“The biggest mistake I made as a parent is the one that most of us make . . . I did not live in the moment. I wish I had not been in such a hurry to get to the next thing – dinner, bath, book, bed. I wish I had treasured the doing a little more and the getting it done a little less.”
– Anna Quindlen
I’ve been making this mistake. Yep, I sure have. I treasure getting things done. I love the feeling of checking things off my list and progressing towards goals. I love the sense of accomplishment I feel when I finish writing an article, reaching the top of a mountain, conducting a successful Power of Families Retreat, or simply cleaning out a closet or folding a load of laundry.
But maybe sometimes the “doing” IS the accomplishment.
After finding that Anna Quindlen quote, it hit me that I’ve been focusing on the “end” and plowing through the “means” when the “means” is really the most important part a lot of the time.
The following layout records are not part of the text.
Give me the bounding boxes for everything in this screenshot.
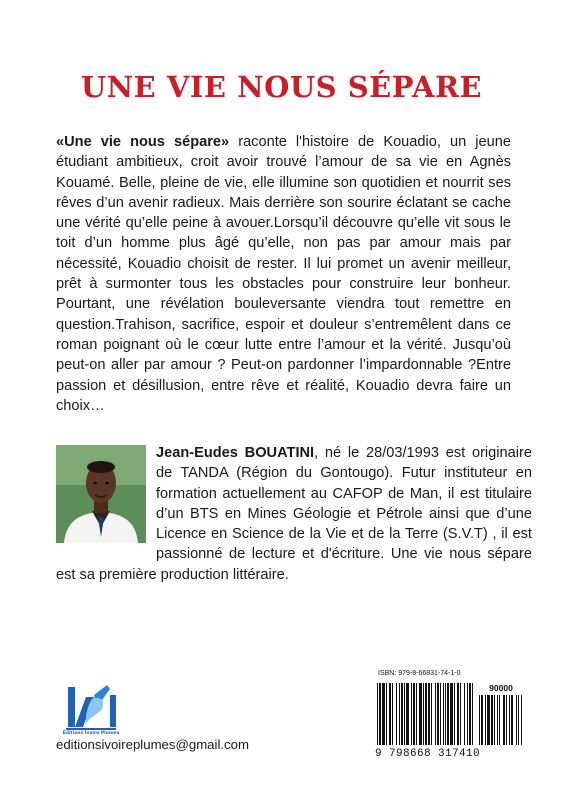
price-code: 90000 [489,683,513,693]
photo-spacer [56,443,156,547]
publisher-logo [58,683,124,733]
barcode-digits: 9 798668 317410 [375,748,481,760]
publisher-email[interactable]: editionsivoireplumes@gmail.com [56,737,249,752]
author-bio-text: , né le 28/03/1993 est originaire de TANDA (Région du Gontougo). Futur instituteur en formation actuellement au CAFOP de Man, il est titulaire d’un BTS en Mines Géologie et Pétrole ainsi que d’une Licence en Science de la Vie et de la Terre (S.V.T) , il est passionné de lecture et d'écriture. Une vie nous sépare est sa première production littéraire. [56,445,532,583]
synopsis-lead: «Une vie nous sépare» [56,134,230,150]
isbn-label: ISBN: 979-8-66831-74-1-0 [378,670,461,677]
synopsis-body: raconte l'histoire de Kouadio, un jeune étudiant ambitieux, croit avoir trouvé l’amour de sa vie en Agnès Kouamé. Belle, pleine de vie, elle illumine son quotidien et nourrit ses rêves d’un avenir radieux. Mais derrière son sourire éclatant se cache une vérité qu’elle peine à avouer.Lorsqu’il découvre qu’elle vit sous le toit d’un homme plus âgé qu’elle, non pas par amour mais par nécessité, Kouadio choisit de rester. Il lui promet un avenir meilleur, prêt à surmonter tous les obstacles pour construire leur bonheur. Pourtant, une révélation bouleversante viendra tout remettre en question.Trahison, sacrifice, espoir et douleur s’entremêlent dans ce roman poignant où le cœur lutte entre l’amour et la vérité. Jusqu’où peut-on aller par amour ? Peut-on pardonner l’impardonnable ?Entre passion et désillusion, entre rêve et réalité, Kouadio devra faire un choix… [56,134,511,414]
book-title: UNE VIE NOUS SÉPARE [80,70,483,104]
synopsis [56,132,511,416]
author-name: Jean-Eudes BOUATINI [156,445,315,461]
publisher-name: Éditions Ivoire Plumes [62,731,120,736]
author-bio [56,443,532,585]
When I sit and read books with my kids, I realized the goal is not really to finish the book. It’s to enjoy the process of reading the book together and learning the lessons it offers. When we go on a hike as a family, it’s great to get to the summit but as I reflect back on our family hikes, I realized that the most important part of the hike was enjoying family time, noticing the beauty along the way, and often having good talks as we walk. The main goal of bedtime shouldn’t really be to get the kids in bed (although some nights that goal is paramount!). Shouldn’t it really be about snuggling with my kids, praying with them, reading to them, feeling a nice little end-of-the-day connection? And maybe the goal of cleaning up the kitchen after dinner with my kids should actually be to talk and laugh while we work together. While getting my kids to their various activities is a worthy goal, when I make a point of using car time to ask questions, really listen, and share some positive observations about what I see going on in their lives we can “get somewhere” in more ways than one..
I need to work on enjoying the “doing” and accepting the process as part of the goal. It’s the present that really counts.
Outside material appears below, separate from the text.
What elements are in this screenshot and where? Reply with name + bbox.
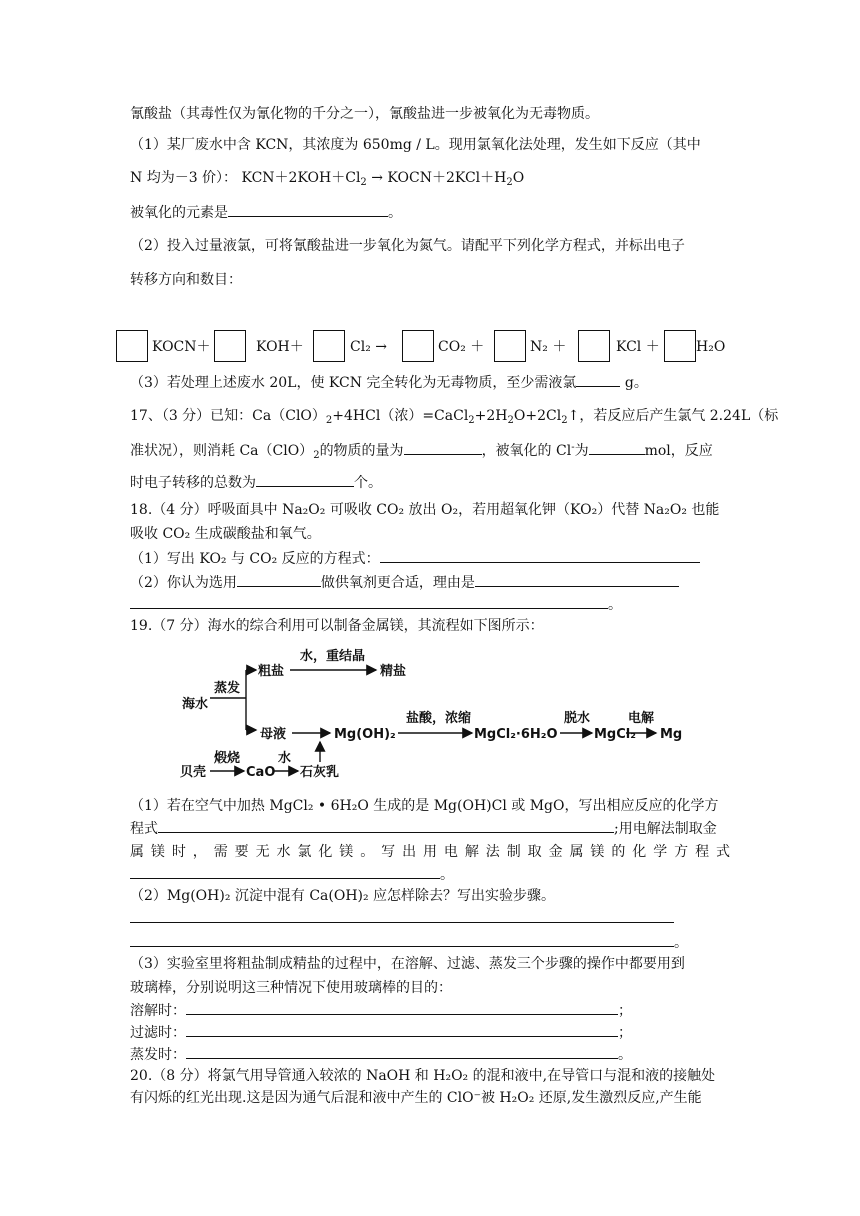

My dad had us memorize this quote by the Sanscrit poet when we were growing up and I need to keep it more inthe front of my brain:
“Yesterday is but a dream. Tomorrow but a vision. But today, well lived, makes every yesterday a dream of happiness and every tomorrow a vision of hope. Look well, therefore to this day.”
Here are a three simple activities you can do to help you embrace and love the process as well as the result:
- Think about the things you do each day with your children. Make a list (feed them breakfast, help pack their lunch, drive them to school, pick them up from school, help with homework, encourage them to clean up their rooms…). Then next to each thing on your list, write down at least one thing you can do to make the process more meaningful and more pleasant.
- For one week, at the end of each day, write down three simple things you learned or enjoyed while accomplishing your regular routine tasks.
- Have a family meeting where you talk about how to make the processes in your home better, more fun, and more meaningful (you can use the list you made in #1).
Accomplishments are important. Progress is vital. But learning to enjoy and treasure the present and the actions involved in moving towards our goals is also very important.
I know that when I take the time to cherish the “doing” in my life, I feel more joy. And it’s an ongoing part of my personal progression to learn to enjoy the processes involved in progression more and more.
QUESTION: What are some of your favorite parts of your regular daily routines? What’s your favorite part of breakfast time? Of bedtime? Of clean-up time? How have you progressed to the point that you can really enjoy things that might have once been hard for you as a mom?
CHALLENGE: Make a point of enjoying and appreciating the things you came up with in thinking about the questions above.